Home > Creative Writing > Short Stories
Created on: January 24, 2011
For years, he had known he would have to face an enemy that no one else could defeat. It was his destiny. Darien had no idea what this enemy looked like, nor where or when they would meet. All he had been told by the Elder was that he would know him when he saw him.
His parents, who had immigrated from a small village in Japan just after they had married, had taken their young son to the Elder for his reading, as had every child in their neighbourhood. The Elder was revered for seeing the futures of so many, and none dared attempt to change their fates. Whatever would be, would be.
And so Darien trained nearly every day at the dojo. It wasn’t that he believed he had some great destiny to face some fearsome enemy, but he did believe in being prepared. A healthy body and a healthy mind were his real goals.
He couldn’t tell his parents that, of course.

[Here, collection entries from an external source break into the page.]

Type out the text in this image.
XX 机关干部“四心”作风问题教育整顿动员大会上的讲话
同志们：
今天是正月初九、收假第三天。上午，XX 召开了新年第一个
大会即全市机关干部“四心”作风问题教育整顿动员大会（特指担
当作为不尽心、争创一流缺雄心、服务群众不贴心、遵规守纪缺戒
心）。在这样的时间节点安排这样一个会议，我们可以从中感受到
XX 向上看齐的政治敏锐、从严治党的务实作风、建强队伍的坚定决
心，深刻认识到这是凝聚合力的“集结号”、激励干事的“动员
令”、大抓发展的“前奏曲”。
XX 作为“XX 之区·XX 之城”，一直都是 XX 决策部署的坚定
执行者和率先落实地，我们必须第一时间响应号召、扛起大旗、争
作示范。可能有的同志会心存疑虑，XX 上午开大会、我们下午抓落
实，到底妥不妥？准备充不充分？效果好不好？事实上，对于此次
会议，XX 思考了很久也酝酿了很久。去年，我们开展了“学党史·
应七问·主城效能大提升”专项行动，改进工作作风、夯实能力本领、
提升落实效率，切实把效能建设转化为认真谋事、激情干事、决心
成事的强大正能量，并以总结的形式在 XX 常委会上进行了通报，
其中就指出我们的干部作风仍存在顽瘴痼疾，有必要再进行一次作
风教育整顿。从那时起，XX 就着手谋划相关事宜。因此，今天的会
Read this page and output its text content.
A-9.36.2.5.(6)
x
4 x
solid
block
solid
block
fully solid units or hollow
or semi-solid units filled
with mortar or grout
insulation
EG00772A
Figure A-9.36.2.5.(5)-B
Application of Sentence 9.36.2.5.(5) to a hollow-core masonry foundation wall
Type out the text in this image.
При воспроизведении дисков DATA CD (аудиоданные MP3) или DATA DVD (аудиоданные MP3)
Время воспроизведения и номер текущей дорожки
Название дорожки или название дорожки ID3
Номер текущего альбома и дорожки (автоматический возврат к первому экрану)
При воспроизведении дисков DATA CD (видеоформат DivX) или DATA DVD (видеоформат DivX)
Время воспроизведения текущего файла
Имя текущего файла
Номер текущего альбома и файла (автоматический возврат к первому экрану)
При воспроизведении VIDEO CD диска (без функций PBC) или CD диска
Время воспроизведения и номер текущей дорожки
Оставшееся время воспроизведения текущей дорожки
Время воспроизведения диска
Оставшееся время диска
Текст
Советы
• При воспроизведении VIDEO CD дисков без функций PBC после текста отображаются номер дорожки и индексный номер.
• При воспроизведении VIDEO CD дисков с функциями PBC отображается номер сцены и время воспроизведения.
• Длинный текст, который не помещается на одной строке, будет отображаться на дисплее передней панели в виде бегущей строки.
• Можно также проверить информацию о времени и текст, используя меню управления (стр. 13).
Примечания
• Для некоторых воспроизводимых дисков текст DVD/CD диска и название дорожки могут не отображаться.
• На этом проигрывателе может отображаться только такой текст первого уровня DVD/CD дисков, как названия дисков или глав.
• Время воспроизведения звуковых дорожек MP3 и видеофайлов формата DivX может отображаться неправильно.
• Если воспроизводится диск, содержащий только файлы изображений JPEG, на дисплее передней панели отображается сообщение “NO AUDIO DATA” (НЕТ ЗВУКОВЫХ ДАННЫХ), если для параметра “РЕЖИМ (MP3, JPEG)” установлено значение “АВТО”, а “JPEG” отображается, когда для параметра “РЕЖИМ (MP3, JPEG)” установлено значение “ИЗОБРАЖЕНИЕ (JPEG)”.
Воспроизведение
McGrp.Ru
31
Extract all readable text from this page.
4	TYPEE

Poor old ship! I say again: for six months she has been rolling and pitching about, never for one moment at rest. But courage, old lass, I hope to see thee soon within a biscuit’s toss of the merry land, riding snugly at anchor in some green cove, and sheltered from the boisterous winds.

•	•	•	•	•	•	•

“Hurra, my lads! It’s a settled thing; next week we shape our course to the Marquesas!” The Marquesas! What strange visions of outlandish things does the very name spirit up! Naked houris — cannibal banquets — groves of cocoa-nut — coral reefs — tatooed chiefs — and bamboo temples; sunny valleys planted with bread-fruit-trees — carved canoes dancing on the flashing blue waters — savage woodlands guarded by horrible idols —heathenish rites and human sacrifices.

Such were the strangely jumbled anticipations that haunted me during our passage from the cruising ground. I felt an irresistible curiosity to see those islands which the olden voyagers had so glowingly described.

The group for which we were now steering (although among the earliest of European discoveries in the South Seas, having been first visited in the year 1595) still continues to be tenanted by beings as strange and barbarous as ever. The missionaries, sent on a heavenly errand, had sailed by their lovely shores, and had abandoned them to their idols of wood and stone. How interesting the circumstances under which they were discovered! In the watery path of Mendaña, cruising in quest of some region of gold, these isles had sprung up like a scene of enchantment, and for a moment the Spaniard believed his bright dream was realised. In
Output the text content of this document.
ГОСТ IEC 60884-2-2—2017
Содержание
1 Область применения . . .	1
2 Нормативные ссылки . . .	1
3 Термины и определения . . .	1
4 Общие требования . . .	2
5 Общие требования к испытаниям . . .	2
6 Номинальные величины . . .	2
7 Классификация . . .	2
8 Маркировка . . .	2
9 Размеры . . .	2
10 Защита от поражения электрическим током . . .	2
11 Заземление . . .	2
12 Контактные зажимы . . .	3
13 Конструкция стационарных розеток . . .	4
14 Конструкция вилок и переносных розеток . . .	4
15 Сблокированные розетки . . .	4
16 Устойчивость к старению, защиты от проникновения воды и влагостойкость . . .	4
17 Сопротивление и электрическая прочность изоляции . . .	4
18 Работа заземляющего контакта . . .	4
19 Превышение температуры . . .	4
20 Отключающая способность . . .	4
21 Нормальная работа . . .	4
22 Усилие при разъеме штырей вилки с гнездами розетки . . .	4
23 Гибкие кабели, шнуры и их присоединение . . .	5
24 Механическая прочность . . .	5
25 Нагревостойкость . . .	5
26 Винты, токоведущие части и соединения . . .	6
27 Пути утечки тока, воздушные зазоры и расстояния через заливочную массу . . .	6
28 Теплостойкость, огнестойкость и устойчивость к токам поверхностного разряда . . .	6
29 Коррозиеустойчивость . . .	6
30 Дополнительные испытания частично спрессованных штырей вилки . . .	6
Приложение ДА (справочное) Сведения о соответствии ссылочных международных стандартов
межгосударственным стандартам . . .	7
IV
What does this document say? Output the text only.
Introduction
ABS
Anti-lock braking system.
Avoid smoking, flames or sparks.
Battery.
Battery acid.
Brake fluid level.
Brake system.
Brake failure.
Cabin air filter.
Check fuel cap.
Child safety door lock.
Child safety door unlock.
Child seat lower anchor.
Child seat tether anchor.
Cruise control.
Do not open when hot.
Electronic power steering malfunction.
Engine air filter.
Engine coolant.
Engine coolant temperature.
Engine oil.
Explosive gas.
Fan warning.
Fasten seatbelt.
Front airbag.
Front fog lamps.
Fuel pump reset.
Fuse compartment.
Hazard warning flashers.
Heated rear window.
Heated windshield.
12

They’d likely just scold him in hushed, angry tones that the Elder knew what he was saying and that he couldn’t escape his fate.
Not that any of that mattered to him. While he ran through routines, he thought of all the future held for him. He would be eighteen soon enough, then he’d go off to university and live in the real world. He’d leave all the ghost stories and superstitions to his parents and their friends.
Upstairs, in a large room above the training area of the dojo, the Elder sat meditating over a cup of very hot sencha. The boy called Darien had an enemy to face soon, he knew. Near his eighteenth birthday. What form that foe would assume, even the Elder did not know. But the battle would be one for honour, not for glory. Darien didn’t put much faith in the old ways, the Elder knew, but he trained his body and his mind to prepare himself for a battle he didn’t really expect to fight.
The Elder smiled as he stroked his long white beard. Yes, Darien would be ready when the time came; he would know what to do. Of that, he had no doubt.
Several weeks later, Darien was walking home from dinner with his friends. They’d had an early birthday celebration to congratulate him on receiving a scholarship to the university.
He must have been distracted in his elation, for he seemed to have taken a wrong turn and was now in a strange alley. The light was muted and grey here, unlike the bright colours of his neighbourhood. How had he wound up somewhere he didn’t recognise? He could not even hear the normal bustling sounds of the market place.